SnakeByte Studios Endorses Obama-Biden

The election will surely be a landslide for the Democrats with this crucial endorsement!

But seriously, I’ve been behind Obama since the primaries. My decision is based on his keen intellect, technological prowess, and inspirational charisma (and you know, the fact that I’m a Democrat). I often wonder how anyone in my field can even support McCain, who can barely use a computer, versus the young, ambitious, and intellectual spirit of most programmers that is embodied in Barack Obama.

I normally wouldn’t discuss politics on my website and have continually shaken off the urge to do so recently, but the fast yet seemingly endless approach of the presidential election has gotten me so excited that I’ve turned into a political junkie over the past few months. Every morning, I scour the web for hot political news; every evening, I’m fixed to MSNBC’s line-up; and every waking hour, I’m watching for new poll data. It’s gotten so bad, that I’m starting to do programs and spreadsheets with election data.

Friday, I randomly decided to start crunching numbers on the differences in spread between the 2004 election and 2008 election predictions. I grabbed the predictions with a Regex on Pollster.com‘s fine poll trend data and the results from the Federal Election Commission for 2004 and mashed them together in Excel to get the spreads. Then, I got the crazy idea of seeing the data visually. So from there, I made a VB.Net script to take the data and decide what color to make a state (with the typical Blue equals more Democratic and Red equals more Republican) by adjusting hue, saturation, and luminance. Unfortunately, the linear hue equation made the map mostly purple, which didn’t convey the key point that the country is turning Democratic this cycle. So I switched to a logarithmic hue equation that would keep the purples towards the very center. For any interested, here’s the code I used to find the colors. (Where “x” is positive for more Democratic and negative for more Republican.)

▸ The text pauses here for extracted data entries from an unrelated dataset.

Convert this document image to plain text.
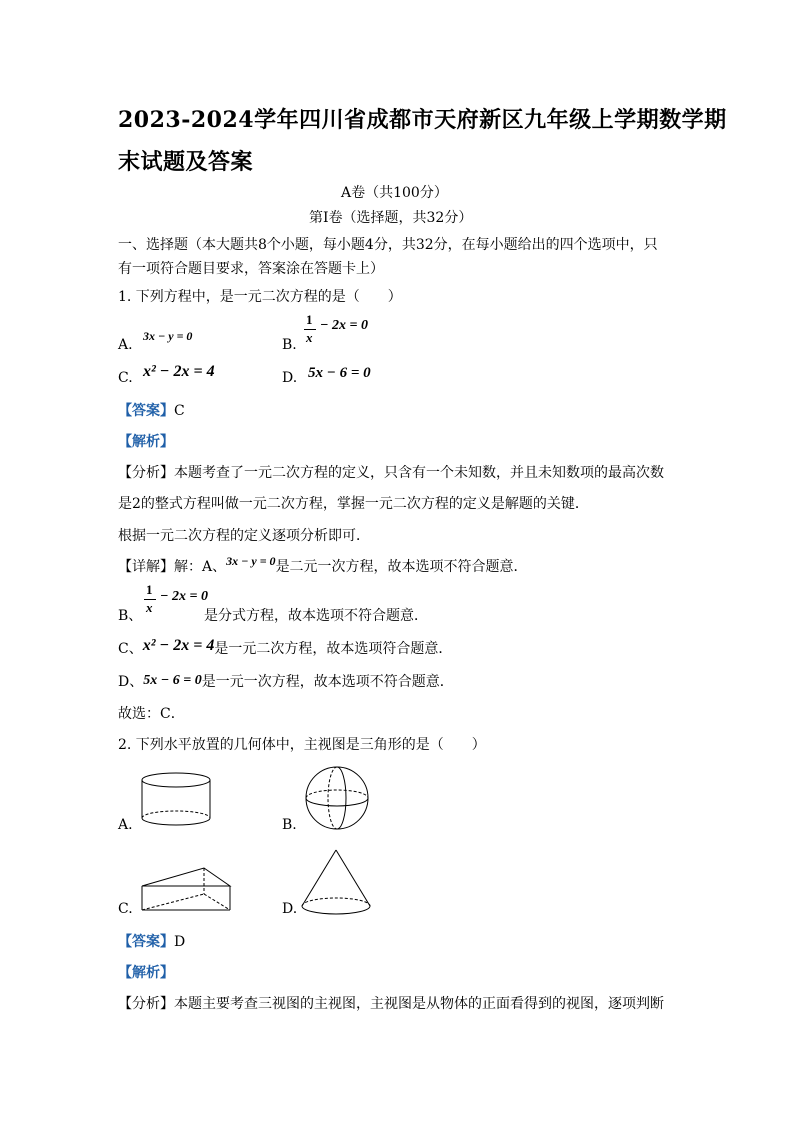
2023-2024学年四川省成都市天府新区九年级上学期数学期
末试题及答案
A卷（共100分）
第Ⅰ卷（选择题，共32分）
一、选择题（本大题共8个小题，每小题4分，共32分，在每小题给出的四个选项中，只
有一项符合题目要求，答案涂在答题卡上）
1. 下列方程中，是一元二次方程的是（　　）
A.
3x − y = 0
B.
1
x
− 2x = 0
C. x² − 2x = 4	D. 5x − 6 = 0
【答案】C
【解析】
【分析】本题考查了一元二次方程的定义，只含有一个未知数，并且未知数项的最高次数
是2的整式方程叫做一元二次方程，掌握一元二次方程的定义是解题的关键．
根据一元二次方程的定义逐项分析即可．
【详解】解：A、3x − y = 0是二元一次方程，故本选项不符合题意．
B、
1
x
− 2x = 0
是分式方程，故本选项不符合题意．
C、x² − 2x = 4是一元二次方程，故本选项符合题意．
D、5x − 6 = 0是一元一次方程，故本选项不符合题意．
故选：C．
2. 下列水平放置的几何体中，主视图是三角形的是（　　）
A.	B.
C.	D.
【答案】D
【解析】
【分析】本题主要考查三视图的主视图，主视图是从物体的正面看得到的视图，逐项判断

Dim MaxDemHue As Integer = 147 'hue when input is MaxShift in the democratic direction
Dim MaxRepHue As Integer = 255 'hue when input is MaxShift in the republican direction
Dim MaxSat As Integer = 255 'saturation when input is MaxShift
Dim MinSat As Integer = 160 'saturation when input is 0
Dim MaxLum As Integer = 92 'luminance when input is MaxShift
Dim MinLum As Integer = 207 'luminance when input is 0
Dim CenterHue As Integer = ((MaxRepHue - MaxDemHue) / 2) + MaxDemHue 'hue when input is 0
Dim MaxShift As Integer = 40 'the max spread in either direction

Dim HueShift As Double = ((MaxShift * 0.262) * Math.Log(Math.Abs(x))) + 3.9138
If HueShift > 0 Then HueShift = 0 'possible that it could go negative with log
hsl.H = CenterHue - (Math.Sign(x) * HueShift)
hsl.S = ((Math.Abs(x) / MaxShift) * (MaxSat - MinSat)) + MinSat
hsl.L = ((Math.Abs(x) / MaxShift) * (MaxLum - MinLum)) + MinLum

Initially, I manually put the state colors into an image. This proved to be a bit time-consuming, so I moved to a vector art format called SVG that, because it’s merely XML, can be changed programmatically. With each state shape having a unique ID, I can just XPath to it in code and Regex change the color. Now the results.

Looking at the map, it seems quite clear that indeed the majority of the country is trending Democratic this year. Most of the states are 5 to 10% more for Obama than they were for Kerry. There are some notable exceptions, though. The northeastern states are surprisingly not much more Democratic (or even more Republican in the case of Massachusetts and Rhode Island); I’m guessing this is because they already turned out very strongly for Kerry last election. Similar to Mass. is Arizona, where McCain has the home-team advantage. That leaves Tennessee and Arkansas as the only other states not trending more Democratic, which may be explained by racial factors and population demographics.

Just for the hell of it, I also plugged the raw prediction data into my script to produce a map with a bit more information than the standard electoral ones you see floating around.

news273I’ve worked on the new version of Cursor Lock recently and a release is eminent (hope I didn’t say that last time I mentioned Cursor Lock). A new installer is already made and all the known bugs are fixed, so there’s just the matter of documentation left. If I can peel myself away from the polls, I’ll hopefully have the new release done before November 4th.